Tucson-area banks and credit unions maintained their financial strength in the first quarter of 2019, while a once-troubled Tucson-based bank earned a higher rating, according to the latest ratings from Florida-based BauerFinancial.
Commerce Bank of Arizona — the only wholly locally owned bank in Tucson — earned a Bauer rating of 3½ stars, or “good,” up from 3 stars, after posting a $400,000 first-quarter profit.
Stung by business-loan losses in the wake of the Great Recession, Commerce Bank was ordered by regulators to raise its capital reserves in 2013 and was rated as low as zero stars, or “troubled,” by Bauer in 2016.
But after Commerce raised more than $13 million from local investors and cleaned up its balance sheet, the Federal Deposit Insurance Corp. lifted its consent order in 2017 and Bauer boosted its ratings.
Commerce Bank President and CEO John P. Lewis said bank officials are gratified by the higher Bauer rating after 2018 saw the bank post nearly $2 million in annual net income, adding that the bank is off to a strong start this year.

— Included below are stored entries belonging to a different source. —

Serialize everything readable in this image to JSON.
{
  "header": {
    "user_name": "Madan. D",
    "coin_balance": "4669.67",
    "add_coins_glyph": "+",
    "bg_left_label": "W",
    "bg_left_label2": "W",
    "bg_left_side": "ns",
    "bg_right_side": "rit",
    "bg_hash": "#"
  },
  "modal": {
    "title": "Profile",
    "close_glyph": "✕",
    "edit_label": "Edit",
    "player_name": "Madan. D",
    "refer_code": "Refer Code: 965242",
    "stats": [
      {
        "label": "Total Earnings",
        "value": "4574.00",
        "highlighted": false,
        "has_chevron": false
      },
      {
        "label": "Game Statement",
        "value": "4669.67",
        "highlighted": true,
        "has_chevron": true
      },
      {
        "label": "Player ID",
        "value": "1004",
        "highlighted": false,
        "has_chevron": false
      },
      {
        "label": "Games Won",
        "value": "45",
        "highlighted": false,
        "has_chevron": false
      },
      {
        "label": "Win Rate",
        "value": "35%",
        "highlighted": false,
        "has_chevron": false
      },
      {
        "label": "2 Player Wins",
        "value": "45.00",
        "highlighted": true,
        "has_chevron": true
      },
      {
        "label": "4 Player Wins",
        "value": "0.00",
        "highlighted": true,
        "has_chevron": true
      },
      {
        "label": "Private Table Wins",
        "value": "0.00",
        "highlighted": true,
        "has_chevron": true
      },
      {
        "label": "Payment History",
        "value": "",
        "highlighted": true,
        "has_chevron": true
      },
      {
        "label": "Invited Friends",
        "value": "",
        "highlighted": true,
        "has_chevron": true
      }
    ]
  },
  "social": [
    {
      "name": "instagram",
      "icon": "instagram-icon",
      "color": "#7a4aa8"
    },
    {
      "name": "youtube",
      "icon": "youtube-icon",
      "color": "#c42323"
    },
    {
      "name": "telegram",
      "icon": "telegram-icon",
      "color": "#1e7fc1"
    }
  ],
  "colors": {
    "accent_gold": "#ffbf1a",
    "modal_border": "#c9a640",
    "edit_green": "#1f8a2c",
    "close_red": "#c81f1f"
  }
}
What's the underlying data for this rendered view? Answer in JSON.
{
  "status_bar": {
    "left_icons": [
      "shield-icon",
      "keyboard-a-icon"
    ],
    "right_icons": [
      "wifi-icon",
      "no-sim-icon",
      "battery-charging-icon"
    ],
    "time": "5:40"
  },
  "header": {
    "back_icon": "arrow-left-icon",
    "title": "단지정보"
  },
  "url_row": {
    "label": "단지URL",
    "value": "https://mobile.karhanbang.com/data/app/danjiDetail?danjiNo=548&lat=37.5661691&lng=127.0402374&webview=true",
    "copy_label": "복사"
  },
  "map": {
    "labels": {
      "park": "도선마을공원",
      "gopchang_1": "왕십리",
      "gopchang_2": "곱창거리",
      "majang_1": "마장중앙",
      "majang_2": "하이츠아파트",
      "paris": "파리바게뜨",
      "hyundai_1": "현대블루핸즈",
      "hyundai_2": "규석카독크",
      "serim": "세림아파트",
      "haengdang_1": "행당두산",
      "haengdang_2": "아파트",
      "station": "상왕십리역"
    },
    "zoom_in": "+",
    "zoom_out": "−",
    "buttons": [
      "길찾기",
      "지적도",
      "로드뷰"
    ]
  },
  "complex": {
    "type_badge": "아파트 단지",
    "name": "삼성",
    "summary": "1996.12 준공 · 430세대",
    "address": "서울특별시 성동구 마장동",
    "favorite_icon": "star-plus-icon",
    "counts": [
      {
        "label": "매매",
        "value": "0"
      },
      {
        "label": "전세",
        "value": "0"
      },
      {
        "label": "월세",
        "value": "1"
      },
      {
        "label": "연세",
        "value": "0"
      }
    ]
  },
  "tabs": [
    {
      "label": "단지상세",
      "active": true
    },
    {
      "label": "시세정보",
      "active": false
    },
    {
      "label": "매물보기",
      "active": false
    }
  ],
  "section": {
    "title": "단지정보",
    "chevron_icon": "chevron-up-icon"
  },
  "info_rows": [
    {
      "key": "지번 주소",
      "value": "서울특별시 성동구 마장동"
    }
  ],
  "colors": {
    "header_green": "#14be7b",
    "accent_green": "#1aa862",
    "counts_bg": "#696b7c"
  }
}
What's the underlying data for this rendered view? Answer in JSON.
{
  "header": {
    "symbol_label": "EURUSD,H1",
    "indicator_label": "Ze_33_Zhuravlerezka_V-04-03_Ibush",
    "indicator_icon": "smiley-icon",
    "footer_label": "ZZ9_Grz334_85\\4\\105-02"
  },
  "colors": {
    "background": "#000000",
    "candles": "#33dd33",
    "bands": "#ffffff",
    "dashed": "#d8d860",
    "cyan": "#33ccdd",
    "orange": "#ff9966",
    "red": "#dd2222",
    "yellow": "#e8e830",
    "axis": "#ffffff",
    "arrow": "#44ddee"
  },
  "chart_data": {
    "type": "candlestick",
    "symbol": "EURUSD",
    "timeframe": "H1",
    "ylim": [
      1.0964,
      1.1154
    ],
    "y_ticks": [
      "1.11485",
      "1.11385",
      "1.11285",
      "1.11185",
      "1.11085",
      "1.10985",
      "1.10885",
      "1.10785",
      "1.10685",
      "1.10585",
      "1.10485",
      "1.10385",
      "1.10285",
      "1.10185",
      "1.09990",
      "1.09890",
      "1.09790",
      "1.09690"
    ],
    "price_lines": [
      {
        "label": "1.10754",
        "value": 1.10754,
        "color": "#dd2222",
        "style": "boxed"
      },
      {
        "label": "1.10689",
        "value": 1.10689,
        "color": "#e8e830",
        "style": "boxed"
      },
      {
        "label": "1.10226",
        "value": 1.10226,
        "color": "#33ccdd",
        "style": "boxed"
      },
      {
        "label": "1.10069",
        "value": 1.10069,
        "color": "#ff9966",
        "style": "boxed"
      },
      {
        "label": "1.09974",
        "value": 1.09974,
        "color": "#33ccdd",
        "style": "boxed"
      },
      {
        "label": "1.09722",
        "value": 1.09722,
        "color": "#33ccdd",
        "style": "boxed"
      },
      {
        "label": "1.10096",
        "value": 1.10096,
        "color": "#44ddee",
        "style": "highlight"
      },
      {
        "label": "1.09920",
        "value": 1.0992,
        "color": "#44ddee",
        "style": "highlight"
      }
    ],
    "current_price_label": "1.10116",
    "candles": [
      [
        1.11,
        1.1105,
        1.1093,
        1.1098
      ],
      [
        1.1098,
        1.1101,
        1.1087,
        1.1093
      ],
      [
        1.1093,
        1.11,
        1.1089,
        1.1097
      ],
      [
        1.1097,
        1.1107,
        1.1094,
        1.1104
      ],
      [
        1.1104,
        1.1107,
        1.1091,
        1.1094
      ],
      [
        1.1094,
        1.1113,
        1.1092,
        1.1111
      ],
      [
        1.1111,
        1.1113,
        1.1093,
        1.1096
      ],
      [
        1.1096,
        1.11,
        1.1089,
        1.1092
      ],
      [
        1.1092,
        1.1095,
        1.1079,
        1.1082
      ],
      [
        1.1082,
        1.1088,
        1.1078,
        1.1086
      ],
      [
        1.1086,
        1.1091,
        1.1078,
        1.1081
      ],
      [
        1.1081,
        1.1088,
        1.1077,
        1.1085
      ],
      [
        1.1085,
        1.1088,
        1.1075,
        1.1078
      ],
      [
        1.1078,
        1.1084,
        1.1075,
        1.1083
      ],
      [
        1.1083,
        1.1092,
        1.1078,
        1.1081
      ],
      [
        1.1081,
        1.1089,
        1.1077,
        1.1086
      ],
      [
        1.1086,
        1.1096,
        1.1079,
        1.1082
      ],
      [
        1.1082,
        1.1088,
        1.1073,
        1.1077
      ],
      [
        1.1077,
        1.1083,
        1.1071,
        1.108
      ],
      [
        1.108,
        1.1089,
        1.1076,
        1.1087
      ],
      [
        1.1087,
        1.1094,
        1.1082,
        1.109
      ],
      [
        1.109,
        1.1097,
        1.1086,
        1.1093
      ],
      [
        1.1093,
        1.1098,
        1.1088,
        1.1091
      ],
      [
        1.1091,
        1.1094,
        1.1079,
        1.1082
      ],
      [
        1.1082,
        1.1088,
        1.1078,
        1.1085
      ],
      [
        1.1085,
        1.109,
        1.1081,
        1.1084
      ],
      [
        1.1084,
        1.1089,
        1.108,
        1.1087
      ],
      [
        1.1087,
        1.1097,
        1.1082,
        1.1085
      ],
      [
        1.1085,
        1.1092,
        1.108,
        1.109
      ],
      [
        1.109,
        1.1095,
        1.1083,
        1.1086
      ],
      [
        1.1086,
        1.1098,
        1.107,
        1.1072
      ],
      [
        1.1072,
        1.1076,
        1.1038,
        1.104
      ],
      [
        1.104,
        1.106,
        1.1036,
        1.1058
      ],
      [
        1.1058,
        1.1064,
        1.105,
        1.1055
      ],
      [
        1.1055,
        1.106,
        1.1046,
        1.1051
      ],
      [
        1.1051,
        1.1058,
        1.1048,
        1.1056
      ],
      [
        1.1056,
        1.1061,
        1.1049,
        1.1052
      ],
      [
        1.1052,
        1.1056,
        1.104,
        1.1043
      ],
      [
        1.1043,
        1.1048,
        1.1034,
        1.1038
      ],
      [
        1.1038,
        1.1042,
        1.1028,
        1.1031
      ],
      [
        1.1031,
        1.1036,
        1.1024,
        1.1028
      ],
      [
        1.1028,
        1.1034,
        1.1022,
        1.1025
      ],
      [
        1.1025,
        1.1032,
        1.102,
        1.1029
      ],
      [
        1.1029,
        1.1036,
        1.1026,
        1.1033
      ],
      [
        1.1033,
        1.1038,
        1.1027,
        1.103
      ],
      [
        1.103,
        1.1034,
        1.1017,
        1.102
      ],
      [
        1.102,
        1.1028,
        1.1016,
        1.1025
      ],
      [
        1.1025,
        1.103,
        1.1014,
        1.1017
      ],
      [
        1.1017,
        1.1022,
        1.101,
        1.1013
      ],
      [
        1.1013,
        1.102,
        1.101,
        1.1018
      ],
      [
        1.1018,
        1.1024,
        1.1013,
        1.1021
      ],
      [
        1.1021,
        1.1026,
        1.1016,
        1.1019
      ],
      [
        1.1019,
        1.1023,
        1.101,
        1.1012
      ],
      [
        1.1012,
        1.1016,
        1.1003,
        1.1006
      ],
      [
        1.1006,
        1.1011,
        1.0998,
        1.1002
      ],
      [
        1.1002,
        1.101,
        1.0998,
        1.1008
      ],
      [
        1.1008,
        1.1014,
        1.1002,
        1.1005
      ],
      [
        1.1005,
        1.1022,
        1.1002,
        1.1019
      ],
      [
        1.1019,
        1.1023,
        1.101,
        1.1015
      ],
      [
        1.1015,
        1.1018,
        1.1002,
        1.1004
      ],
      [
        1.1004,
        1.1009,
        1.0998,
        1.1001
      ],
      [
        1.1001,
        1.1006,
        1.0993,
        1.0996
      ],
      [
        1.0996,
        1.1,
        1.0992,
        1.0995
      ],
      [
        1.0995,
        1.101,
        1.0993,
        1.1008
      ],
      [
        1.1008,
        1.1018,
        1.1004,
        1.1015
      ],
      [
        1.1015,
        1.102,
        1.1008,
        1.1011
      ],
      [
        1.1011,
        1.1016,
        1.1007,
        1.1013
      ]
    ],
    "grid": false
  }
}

“With our stronger capital reserves and our status as the only locally owned bank in Tucson, we see a lot of loan demand in the local community that we’re uniquely positioned to meet in the second half of this year,” Lewis said.
Another local bank that has been in recovery, Canyon Community Bank, kept its 3-star rating from Bauer after narrowing its losses in the first quarter.
Canyon posted a net loss of $40,000 in the first quarter after losing $771,000 in all of 2018.
The bank has been under a consent order by the Office of the Comptroller of the Currency since 2013, and had been rated as low as 1 star, or “problematic,” by Bauer as recently as 2016.
But Canyon has far surpassed the minimum capital reserves required in the order since raising $9.5 million in 2015 from a Texas-based investment holding company in exchange for a majority ownership stake in the bank.
Canyon is now focused on returning to profitability, said George Psomopoulos, a longtime Florida banker who took over as Canyon’s president and CEO in January.
Psomopoulos said the bank remains well-capitalized, but an unsuccessful foray into residential mortgage lending in the past couple of years cut into Canyon’s bottom line.
Canyon Community Bank’s risk-based capital ratio — a key measure of capital reserves — is the highest of any bank in the state at more than 38%, while it has zero non-performing assets like delinquent loans.
“The cleanup has taken place, there’s plenty of capital and plenty of liquidity, so the mandate that we have is to grow earnings,” Psomopoulos said, adding that the bank has hired several veteran local bankers to drive that effort.
He said he expects the Office of the Comptroller to lift its consent order once Canyon returns to profitability.
Among major national banks operating in Arizona, Bank of America saw its Bauer rating rise to 5 stars, or “superior,” in the first quarter, from 4 stars or “excellent” previously.
All other national and regional banks and credit unions operating in Tucson retained their prior Bauer ratings.
Five of Tucson’s six locally based credit unions — Vantage West, Hughes Federal, Pima Federal, Tucson Federal and Pyramid Federal — kept their 5-star “superior” Bauer ratings.
On a statewide basis in the first quarter, 73.3% of Arizona’s banks were “recommended” — with ratings of 4 or 5 stars — unchanged from a year ago. None were rated “troubled” or “problematic.”
Nationally, more than 90% of banks were recommended and 1.3% were troubled or problematic.